Windhoek — A 50-year-old woman last week proved that with patience and determination anything is possible when she earned a diploma in general nursing and midwifery from the University of Namibia (Unam).
After 20 years of hard work and challenges, Naemi Shipoke finally celebrated the victory she so much longed for when she was conferred a nursing diploma. She is now a registered nurse and stationed at Katutura hospital where she has worked for 28 years.
Last week, Shipoke celebrated receiving her qualification, which she earned with upper degree.
Upper degree means she received 'B' grades and scored between 70-79 percent during her studies.
The mother of three's career started in 1988 when she applied for the position of assistant nurse in Oshakati. She said the ministry then wanted to do away with the position of assistant nurse and sent her for a training course at the National Health Training Centre to become an enrolled nurse.
"I passed with distinctions and my matron wanted me to go study further, maybe because they saw how committed I was," she said. However, Shipoke had to wait a little longer as the opportunity to study was not availed right away as the health ministry chose who went for studies.
"Since the 1990s I wanted to study already. But I have a house and children and I was the sole breadwinner. If you were going to study on your own you had to resign. I couldn't resign, what about my house and children and they were at school at the time? I am a single mother and paid for their transport and took care of our needs. I just couldn't resign," said Shipoke.

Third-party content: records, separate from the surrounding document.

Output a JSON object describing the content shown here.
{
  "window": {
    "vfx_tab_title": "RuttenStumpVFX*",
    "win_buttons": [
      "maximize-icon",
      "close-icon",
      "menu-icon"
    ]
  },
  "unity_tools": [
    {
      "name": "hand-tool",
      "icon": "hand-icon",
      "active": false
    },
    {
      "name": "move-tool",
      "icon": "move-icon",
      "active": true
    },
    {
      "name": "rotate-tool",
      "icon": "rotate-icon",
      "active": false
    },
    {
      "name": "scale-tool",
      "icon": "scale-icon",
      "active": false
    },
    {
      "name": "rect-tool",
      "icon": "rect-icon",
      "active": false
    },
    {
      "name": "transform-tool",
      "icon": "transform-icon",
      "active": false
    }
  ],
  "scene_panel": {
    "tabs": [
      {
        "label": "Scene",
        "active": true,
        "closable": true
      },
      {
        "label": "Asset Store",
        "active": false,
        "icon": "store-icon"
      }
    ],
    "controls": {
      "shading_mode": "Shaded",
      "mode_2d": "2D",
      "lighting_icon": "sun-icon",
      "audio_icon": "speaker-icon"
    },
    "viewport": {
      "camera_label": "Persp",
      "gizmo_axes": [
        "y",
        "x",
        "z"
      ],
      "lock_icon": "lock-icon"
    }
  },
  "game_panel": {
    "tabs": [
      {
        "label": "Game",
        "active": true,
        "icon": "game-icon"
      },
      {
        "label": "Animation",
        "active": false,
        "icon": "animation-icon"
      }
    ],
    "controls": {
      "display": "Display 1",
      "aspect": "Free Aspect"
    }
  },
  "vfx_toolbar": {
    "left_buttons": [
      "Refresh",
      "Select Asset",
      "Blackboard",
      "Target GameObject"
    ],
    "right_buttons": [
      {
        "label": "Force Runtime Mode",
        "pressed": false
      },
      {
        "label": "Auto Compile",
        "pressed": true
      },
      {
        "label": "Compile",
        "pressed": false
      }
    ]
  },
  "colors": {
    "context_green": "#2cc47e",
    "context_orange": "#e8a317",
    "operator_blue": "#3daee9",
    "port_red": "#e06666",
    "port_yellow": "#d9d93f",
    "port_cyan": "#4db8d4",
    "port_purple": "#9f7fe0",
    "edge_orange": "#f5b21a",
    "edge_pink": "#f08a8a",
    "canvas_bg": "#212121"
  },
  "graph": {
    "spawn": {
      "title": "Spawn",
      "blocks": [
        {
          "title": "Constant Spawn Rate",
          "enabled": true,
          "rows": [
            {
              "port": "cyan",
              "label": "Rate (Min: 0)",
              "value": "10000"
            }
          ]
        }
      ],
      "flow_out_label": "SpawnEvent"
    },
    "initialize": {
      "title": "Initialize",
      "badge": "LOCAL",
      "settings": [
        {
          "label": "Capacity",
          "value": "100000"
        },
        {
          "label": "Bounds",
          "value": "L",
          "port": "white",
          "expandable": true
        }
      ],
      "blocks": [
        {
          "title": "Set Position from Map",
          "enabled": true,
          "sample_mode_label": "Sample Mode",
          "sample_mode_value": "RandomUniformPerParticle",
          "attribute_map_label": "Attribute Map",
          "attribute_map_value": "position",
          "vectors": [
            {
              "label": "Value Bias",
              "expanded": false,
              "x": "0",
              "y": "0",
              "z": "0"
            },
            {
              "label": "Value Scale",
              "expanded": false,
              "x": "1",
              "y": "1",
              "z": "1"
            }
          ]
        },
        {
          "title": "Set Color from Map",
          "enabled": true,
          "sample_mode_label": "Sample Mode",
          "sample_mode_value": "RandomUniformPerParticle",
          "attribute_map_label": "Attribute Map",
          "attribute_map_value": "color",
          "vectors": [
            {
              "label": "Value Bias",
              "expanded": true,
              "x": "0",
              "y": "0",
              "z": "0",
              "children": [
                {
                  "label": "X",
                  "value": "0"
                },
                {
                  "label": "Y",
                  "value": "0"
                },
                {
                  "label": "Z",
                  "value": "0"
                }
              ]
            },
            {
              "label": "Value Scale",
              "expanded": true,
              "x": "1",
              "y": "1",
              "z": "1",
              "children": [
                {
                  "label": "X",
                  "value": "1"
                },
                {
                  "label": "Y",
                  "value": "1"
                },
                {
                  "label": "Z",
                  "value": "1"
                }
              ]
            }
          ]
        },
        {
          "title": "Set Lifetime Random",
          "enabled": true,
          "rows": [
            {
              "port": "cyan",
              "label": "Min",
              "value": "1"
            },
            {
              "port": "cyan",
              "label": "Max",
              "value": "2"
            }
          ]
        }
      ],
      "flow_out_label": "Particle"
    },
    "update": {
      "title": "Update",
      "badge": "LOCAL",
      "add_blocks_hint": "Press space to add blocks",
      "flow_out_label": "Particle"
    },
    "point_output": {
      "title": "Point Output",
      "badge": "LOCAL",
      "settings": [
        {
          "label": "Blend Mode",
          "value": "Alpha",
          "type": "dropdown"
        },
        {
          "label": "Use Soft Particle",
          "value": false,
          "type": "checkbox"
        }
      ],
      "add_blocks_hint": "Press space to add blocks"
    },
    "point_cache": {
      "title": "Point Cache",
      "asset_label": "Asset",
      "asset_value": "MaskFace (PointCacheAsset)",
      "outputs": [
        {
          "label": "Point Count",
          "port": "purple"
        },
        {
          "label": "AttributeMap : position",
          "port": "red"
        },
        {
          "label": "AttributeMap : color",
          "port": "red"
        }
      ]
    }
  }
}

Shipoke said the ministry of health over the years established a committee listing nurses and their ages and considered those with advanced age to go study. When Shipoke went to study her eldest daughter had already completed her studies at the former Polytechnic. And at the same time her last-born was a student at Unam but she wasn't discouraged.
"Finally it was my luck and I was chosen to go study at Unam. I have ten years left before I retire," said Shipoke. But with only ten years left to work, Shipoke is not discouraged as she still has a desire to do a certificate that will put her at level 7 and plans to do another programme in nursing education.
She said once she retires she wants to teach as she has always had "a passion to impart knowledge to others".
Shipoke said that during her three-year programme she formed a study group where she assisted fellow classmates.
"My sitting room was a classroom. My fellow classmates who mostly were former nurses came to my house so that I assist them. Some are former nurses who came from the north and English was a barrier - in some instances I explained the work in Oshiwambo. And all of us passed."
Shipoke encourages people to study further as it will not help sitting at home doing nothing.